O rosto jovem começava a voltar ao aspecto familiar que ele conhecia, de um adulto já formado. Ele tinha que admitir que em todas as idades Su Ning era lindo. Quando criança já era possível reconhecer em seus traços infantis a delicadeza e singularidade de suas feições no futuro, além daqueles olhos grandes e ternos.

No fim da adolescência, apesar de todas as provações pelas quais passou e o constante peso da responsabilidade sobre seus ombros, havia aquele florescer e frescor juvenil que o acompanhava, principalmente na forma como ele prendia os cabelos despreocupadamente, deixando algumas mechas soltas.

E quando adulto, seus traços já estavam solidificados como uma jade polida, ele nem se importava mais em prender o cabelo, deixando aqueles fios escuros e azulados como o oceano emoldurarem sua pele pálida e acetinada.

Qiang Yong o segurou, para carregá-lo de volta para a superfície, porém em um impulso repentino enquanto observava aquele rosto que mudava sutilmente, ele abaixou o rosto e beijou-lhe os lábios com delicadeza. Ele sentiu um medo absurdo de acabar quebrando essa pessoa se fosse um mais brusco, porém aquele ímpeto era incontrolável e se tornou um uma invasão voraz. Su Ning arfou um pouco inconscientemente por ter a respiração retida por tanto tempo.

O coração no peito do dragão não parava de bater freneticamente e sua respiração se tornou caótica. Ele experimentou com a língua o interior quente e úmido da boca do outro, provando a doçura que ele tanto ansiava. Assim, devagar, era melhor do que no "sonho" de primavera que ele tinha tido quando ele o conheceu. Uma de suas mãos livres desceu lentamente pela cintura fina e delineada, mas ao sentir a temperatura corporal baixa ele se lembrou que não poderia perder mais tempo.

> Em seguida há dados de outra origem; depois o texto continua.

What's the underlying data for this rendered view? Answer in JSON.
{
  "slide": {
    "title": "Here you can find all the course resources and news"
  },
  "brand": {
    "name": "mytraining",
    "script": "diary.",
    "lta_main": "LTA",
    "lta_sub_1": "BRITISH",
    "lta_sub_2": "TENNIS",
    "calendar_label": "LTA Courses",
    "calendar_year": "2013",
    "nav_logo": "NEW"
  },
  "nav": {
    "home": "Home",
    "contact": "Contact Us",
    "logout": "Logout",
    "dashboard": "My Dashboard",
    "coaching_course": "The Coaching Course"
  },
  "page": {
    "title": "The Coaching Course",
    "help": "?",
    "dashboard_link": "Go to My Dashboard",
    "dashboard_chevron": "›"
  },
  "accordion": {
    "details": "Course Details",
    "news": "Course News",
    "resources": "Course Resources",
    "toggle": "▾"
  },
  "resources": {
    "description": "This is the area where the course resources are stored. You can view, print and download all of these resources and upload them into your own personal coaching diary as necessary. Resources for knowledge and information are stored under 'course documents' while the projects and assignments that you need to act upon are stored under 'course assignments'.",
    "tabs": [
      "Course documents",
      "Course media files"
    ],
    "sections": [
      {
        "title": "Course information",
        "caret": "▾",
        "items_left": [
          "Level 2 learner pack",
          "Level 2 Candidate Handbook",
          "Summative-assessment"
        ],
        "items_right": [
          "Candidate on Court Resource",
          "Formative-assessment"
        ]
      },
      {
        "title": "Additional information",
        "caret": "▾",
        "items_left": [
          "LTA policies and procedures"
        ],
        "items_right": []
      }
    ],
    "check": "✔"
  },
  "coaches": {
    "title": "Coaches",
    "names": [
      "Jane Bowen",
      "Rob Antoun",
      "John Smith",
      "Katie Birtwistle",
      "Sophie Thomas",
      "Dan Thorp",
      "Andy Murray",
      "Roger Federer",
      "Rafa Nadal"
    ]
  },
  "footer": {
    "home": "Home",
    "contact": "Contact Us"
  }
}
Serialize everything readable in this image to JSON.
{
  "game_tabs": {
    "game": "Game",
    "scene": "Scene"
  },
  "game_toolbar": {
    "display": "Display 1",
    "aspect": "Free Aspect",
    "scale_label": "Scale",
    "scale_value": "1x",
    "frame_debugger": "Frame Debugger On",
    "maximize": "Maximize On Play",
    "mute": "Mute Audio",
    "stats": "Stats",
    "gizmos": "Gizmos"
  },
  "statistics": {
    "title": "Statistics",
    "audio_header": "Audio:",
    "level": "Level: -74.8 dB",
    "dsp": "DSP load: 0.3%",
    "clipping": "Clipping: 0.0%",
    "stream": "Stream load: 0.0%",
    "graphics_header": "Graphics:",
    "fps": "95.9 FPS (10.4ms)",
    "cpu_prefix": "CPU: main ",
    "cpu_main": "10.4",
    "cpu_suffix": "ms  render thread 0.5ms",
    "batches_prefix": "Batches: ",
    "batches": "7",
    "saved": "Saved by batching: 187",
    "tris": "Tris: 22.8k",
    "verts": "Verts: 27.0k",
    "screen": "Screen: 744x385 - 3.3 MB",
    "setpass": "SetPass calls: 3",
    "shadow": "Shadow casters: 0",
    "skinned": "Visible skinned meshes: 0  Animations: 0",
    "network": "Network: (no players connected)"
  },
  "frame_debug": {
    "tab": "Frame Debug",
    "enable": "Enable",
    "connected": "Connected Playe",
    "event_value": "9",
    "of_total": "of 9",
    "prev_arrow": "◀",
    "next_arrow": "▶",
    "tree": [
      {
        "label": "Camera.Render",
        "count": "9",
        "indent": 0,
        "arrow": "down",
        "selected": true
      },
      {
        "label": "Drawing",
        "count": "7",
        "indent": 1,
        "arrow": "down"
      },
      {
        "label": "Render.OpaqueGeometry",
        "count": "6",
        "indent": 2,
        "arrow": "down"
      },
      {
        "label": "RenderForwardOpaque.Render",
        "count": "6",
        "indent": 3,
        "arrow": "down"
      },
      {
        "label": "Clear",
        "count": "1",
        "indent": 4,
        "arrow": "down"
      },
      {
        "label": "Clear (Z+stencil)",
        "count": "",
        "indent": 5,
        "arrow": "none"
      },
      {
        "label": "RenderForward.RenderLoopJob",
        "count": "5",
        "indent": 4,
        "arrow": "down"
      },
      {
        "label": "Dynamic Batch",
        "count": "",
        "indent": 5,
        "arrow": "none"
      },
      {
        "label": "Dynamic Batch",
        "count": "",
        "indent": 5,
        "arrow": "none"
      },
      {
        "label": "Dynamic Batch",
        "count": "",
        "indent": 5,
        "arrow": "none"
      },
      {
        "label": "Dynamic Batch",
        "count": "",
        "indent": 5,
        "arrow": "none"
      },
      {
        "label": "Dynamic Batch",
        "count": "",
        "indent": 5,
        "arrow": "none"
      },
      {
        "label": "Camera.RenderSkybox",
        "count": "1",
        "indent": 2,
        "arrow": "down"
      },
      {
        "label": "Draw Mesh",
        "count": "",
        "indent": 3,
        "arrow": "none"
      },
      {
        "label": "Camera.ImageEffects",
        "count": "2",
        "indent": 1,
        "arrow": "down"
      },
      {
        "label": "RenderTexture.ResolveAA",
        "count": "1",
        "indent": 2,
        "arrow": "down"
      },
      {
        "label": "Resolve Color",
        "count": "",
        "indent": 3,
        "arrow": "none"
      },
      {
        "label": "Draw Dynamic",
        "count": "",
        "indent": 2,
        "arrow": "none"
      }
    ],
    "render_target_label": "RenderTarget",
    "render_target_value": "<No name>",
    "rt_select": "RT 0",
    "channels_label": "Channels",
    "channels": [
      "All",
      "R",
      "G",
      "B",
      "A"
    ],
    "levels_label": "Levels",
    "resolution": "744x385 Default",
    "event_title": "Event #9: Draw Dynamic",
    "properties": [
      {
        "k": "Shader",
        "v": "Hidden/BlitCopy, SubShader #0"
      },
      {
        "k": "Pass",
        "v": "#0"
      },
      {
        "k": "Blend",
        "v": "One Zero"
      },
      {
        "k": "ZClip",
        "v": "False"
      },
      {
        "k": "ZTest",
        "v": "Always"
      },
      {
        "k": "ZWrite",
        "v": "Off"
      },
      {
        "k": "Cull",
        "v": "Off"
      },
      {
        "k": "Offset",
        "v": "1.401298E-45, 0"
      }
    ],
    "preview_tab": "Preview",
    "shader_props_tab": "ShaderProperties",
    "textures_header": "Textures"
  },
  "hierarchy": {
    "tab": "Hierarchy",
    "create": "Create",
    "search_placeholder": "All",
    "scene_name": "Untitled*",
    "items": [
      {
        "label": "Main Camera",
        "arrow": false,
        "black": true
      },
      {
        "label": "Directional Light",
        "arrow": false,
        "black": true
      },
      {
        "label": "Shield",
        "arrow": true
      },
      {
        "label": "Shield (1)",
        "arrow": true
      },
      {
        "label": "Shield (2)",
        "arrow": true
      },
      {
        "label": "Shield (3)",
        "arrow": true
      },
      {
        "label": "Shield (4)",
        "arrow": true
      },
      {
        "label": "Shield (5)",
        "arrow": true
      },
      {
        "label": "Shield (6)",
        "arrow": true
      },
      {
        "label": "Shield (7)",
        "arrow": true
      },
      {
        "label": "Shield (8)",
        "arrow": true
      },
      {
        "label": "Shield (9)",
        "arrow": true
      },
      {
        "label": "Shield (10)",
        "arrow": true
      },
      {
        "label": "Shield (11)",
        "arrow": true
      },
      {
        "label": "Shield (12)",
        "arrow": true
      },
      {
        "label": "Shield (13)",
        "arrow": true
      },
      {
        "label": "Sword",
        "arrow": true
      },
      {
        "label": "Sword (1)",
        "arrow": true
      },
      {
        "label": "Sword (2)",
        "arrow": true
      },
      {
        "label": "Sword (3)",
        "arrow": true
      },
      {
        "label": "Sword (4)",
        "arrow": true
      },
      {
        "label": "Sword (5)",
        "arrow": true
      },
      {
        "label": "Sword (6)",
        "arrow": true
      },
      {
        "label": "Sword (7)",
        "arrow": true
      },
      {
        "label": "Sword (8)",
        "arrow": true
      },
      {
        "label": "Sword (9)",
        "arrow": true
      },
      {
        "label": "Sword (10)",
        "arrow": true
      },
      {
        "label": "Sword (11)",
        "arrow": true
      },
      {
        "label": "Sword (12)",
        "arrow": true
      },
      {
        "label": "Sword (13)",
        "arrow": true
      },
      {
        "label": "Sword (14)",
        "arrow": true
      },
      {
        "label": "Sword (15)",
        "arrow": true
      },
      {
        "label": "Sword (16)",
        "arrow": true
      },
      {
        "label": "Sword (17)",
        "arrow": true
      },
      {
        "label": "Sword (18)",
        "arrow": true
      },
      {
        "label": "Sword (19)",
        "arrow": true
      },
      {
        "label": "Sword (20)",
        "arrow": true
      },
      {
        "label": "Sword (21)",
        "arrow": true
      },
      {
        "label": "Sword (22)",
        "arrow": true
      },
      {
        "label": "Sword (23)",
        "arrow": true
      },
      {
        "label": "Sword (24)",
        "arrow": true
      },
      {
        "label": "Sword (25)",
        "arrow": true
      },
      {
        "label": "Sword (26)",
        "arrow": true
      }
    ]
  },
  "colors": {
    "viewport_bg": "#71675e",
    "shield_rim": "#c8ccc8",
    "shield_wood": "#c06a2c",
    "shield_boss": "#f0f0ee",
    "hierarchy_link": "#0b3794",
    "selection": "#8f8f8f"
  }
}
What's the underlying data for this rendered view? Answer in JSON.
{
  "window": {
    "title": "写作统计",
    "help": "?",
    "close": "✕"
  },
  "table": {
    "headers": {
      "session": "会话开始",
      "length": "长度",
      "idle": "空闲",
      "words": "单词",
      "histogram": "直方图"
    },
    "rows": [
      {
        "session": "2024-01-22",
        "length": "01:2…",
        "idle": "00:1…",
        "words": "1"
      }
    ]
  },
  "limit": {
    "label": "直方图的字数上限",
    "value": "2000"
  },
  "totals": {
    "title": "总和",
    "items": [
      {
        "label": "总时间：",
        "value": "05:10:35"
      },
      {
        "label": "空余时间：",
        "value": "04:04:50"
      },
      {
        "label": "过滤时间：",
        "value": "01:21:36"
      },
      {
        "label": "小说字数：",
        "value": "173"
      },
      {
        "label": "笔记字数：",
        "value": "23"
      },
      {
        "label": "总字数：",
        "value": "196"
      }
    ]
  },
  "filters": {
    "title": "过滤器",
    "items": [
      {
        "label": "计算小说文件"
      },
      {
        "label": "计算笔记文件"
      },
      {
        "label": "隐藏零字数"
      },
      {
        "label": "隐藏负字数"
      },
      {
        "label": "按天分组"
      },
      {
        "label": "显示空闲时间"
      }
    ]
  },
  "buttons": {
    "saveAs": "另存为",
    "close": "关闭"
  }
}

Ele recuou e abraçando-o com força, saltou sobre as paredes da cratera usando seu qinggong. Em pouco tempo, ele chegou até a superfície do pátio. Ele sentia cada centímetro de sua pele queimar. Ren Loo encarou a expressão desordenada do irmão e não pode deixar de sorrir. Qiang Yong desviou o olhar imediatamente para o pátio semi destruído.

"Amanhã, vou pedir para soterrar esta cratera. Por hora, vou chamar o dr. Han Chia para avaliar a todos." Ele marchou para dentro da residência com passos duros. Huang Jia e An Shu também estavam de guarda. No início eles viram o encanto da neblina e se ofereceram para entrar juntos, entretanto os dois dragões os convenceram a ficar de fora e resguardar a segurança da Imperatriz.

An Shu ficou bastante transtornado com a condição de Su Ning e foi difícil conseguir acalmá-lo. Qian Young deitou o médico com cuidado na cama de um dos quartos de hóspedes enquanto Ren Long explicava a situação a cobra. Pouco depois, Hu Long anunciou a chegada do médico raposa. Os dois membros da família Ren tiveram uma costela quebrada e Madame Ren ainda tinha algumas escoriações leves que já estavam se regenerando por si mesmas.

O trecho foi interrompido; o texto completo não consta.